Bangun pagi-pagi, cahaya matahari akan memantul ke sana ke mari karena melewati cermin. Percaya atau tidak, cermin-cermin ini digantung banyak sekali di pohon-pohon, di depan rumah, dan di mana saja.
“Bu, Obi lapar,” kataku.
“Wah sini-sini! Ikannya baru saja matang,” kata Ibu dengan bersemangat.
Kami tak pernah kekurangan ikan, namanya saja nelayan. Tinggal memancing, ikan pun dapat diperoleh, dimasak, lalu dimakan.
“Pak, yuk, makan,” ajakku pada Bapak yang sedang asik memperbaiki jaring.
“Yaya… Bapak ke sana,” katanya ceria.
Kami makan bersama setiap pagi, sebelum aku ke sekolah. Bapak beristirahat sepulang melaut, dan Ibu mengolah ikan menjadi abon untuk dijual. Kami bertiga berbagi cerita sangat banyak setiap pagi karena hanya pagi yang membuat kami bisa bertemu lengkap.

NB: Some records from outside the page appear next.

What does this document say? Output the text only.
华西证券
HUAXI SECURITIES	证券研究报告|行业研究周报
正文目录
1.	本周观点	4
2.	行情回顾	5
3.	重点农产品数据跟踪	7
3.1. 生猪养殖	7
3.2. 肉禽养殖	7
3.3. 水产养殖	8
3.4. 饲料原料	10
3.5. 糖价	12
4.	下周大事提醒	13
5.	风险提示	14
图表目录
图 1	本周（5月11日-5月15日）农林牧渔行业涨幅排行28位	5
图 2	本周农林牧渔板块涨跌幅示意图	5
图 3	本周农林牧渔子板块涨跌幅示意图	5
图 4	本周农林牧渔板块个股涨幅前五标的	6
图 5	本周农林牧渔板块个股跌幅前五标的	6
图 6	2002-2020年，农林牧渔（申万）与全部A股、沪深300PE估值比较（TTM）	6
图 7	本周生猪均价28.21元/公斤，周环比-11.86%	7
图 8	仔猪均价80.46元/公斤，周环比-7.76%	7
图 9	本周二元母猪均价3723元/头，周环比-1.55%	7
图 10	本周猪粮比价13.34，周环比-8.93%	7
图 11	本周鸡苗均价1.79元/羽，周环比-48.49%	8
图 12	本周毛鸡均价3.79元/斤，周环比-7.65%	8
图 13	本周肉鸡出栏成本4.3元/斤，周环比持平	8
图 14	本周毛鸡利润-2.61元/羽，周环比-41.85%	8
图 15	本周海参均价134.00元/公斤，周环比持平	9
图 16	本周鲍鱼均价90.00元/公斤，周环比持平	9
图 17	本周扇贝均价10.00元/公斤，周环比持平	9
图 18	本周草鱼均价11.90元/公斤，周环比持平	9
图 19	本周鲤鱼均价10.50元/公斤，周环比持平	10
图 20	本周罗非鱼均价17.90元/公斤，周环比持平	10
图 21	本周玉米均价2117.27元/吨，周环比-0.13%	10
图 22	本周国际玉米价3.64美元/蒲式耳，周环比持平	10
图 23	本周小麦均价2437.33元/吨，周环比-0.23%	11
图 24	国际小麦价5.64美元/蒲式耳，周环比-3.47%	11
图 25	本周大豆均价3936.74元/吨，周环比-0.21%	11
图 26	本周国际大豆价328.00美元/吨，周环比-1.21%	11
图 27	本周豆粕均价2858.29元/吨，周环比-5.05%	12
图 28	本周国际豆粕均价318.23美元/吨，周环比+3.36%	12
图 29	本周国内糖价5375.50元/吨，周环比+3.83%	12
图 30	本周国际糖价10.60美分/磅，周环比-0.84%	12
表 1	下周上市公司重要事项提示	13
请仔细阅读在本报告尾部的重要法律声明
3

“Kamu sekolah yang rajin ya, supaya besar bisa bahagiakan Ibu,” kata Bapak.
“Dan bahagiakan Bapak juga…” sambungku sambil memakai tas. Setelah salim dengan Ibu dan Bapak, aku berangkat ke sekolah.
Hari ini harusnya aku latihan sepak bola dengan teman-teman di sekolah. Namun, tiba-tiba aku merasa malas dan ingin pulang saja. Aku katakan bahwa aku tidak enak badan dan harus beristirahat. Saat itu, yang ada dipikiranku adalah aku ingin sekali bisa melihat Bapak sebelum ia berangkat melaut.
Sesampainya di rumah, aku mendapati rumah sepi. Ibu pasti sedang menjual abon ikan ke warung dan Bapak biasanya mengobrol di rumah temannya. Aku melihat jam dinding yang menunjukkan pukul 16.00. Aku memutuskan untuk mandi.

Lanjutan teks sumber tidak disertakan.